Local

JCF 2013 grants fund $179K for local, Israeli nonprofits

The Jewish Community Foundation of Southern Arizona recently announced $179,517 in 21 grants to nonprofit organizations in Tucson and Israel.

JCF manages 460 individual donor-advised funds, endowments, supporting foundations and agency custodial funds that enable donors to fulfill their own philanthropic visions, but the 2013 competitive grants are the result of the organization’s 13th annual open request for proposals from communities at large. Twenty-four community members on the grants deliberation committee reviewed 66 proposals.

“While the $179,517 is only 4 percent of the $4.6 million that is granted out from our Foundation every year, it is a wonderful sampling of the commitment our funders have for our community,” says Tracy Salkowitz, CEO of the JCF.

Of the grants funded, six went to local Jewish organizations, seven to local secular organizations, three to organizations that operate throughout Israel and five that operate in Tucson’s sister city of Kiryat Malachi and the Hof Ashkelon region in Israel.

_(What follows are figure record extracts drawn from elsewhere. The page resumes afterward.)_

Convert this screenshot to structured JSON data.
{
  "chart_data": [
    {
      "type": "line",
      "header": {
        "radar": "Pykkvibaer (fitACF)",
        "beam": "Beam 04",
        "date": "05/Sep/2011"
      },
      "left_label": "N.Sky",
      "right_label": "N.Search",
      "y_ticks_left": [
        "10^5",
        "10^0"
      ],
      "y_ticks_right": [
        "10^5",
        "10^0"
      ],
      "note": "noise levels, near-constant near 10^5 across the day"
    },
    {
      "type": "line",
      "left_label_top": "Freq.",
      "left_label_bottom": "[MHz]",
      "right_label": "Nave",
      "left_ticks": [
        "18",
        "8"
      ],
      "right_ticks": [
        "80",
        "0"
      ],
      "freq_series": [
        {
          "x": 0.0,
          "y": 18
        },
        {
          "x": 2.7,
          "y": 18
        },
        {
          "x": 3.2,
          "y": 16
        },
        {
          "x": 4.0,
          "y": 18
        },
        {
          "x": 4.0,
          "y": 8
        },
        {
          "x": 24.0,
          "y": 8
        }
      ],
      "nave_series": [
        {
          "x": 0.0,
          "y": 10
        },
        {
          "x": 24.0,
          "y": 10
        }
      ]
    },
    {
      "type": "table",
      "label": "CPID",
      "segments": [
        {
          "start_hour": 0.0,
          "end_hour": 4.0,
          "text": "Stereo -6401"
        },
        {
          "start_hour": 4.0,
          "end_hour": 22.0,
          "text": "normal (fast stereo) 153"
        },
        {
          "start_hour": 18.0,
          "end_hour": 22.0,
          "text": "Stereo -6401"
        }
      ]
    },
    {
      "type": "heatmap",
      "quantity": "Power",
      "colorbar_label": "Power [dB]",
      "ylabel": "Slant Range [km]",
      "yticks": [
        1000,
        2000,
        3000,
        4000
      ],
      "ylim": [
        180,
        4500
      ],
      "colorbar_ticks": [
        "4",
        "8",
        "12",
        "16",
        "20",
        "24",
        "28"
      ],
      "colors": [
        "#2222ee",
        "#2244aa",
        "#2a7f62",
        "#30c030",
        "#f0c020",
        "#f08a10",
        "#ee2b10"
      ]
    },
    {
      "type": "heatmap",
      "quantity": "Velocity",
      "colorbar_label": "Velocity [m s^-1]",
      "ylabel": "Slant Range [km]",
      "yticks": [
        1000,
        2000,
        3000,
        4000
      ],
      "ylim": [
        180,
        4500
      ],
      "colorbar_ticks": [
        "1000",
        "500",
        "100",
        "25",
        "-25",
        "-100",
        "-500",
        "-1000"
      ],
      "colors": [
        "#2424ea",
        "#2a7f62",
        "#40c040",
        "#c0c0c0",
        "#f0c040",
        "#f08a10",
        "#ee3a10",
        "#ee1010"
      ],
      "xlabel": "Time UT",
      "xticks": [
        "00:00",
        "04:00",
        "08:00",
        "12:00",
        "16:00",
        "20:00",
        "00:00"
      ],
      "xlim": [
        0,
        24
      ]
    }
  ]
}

The 2013 grant recipients are:

• Community Food Bank for its Caridad Community Kitchen culinary training for unemployed men and women;

• GaitWay for its summer program for children with motor disabilities;

• Hand in Hand: Center for Jewish-Arab Education in Israel for its integrated schools and shared communities program;

• Hillel Foundation at the University of Arizona for engaging and retaining first-year students;

• Interfaith Community Services for its Tools for Financial Sustainability & Emergency Assistance program;

• Iskashitaa Refugee Network for its harvesting program;

• Jewish Community Relations Council at the Jewish Federation of Southern Arizona for its Jewish-Latino Teen Coalition;

• Jewish Family & Children’s Services of Southern Arizona for Let’s End Abusive Households;

• Jewish History Museum to hire a grant writer who will help raise the $350,000 that is needed to complete the Holocaust History Center.;

• JFSA to support programs in Hof Ashkelon and Kiryat Malachi including the Acharai pre-army program for underprivileged youth, Ethiopian family violence prevention, supportive community for senior citizens living at home and Tafnit dropout prevention;

• Kids Animals Life and Dreams for its Dreams in Motion program to place foster teens in volunteer opportunities;

• Keren Malki for its Therapies at Home program to subsidize the cost of essential therapies for severely disabled children;

• Pitchon Lev for Touching the Horizon, a seven-year educational and empowerment program for youth at-risk;

• Greater Tucson Fire Foundation for its Firefighters to Israel program to send local first responders to learn from their counterparts in Israel;

• Tucson Hebrew Academy for counseling services;

• Tucson Jewish Community Center for its Taglit Summer Program 2013, which provides special needs young adults with vocational, communication and leadership skills;

• YEDID for its Citizens Rights Center in Kiryat Malachi;

• Youth On Their Own for student living expenses.

Funding for these grants comes from nine endowment funds, including the Ida and J. Patricia Brodsky Memorial Endowment, Marilyn Haas Community Youth Fund, Sidney and Tauba Kaderlan Endowment Fund, Kahn Family Legacy Fund, Burt and Brenda Lazar Endowment Fund, William and Doris Rubin Endowment Fund, Marc and Meryl Tischler Endowment Fund, Dr. Samuel and Sylvia Zaidenberg Endowment Fund, Zuckerman Family Fund and Brilliant Family Fund.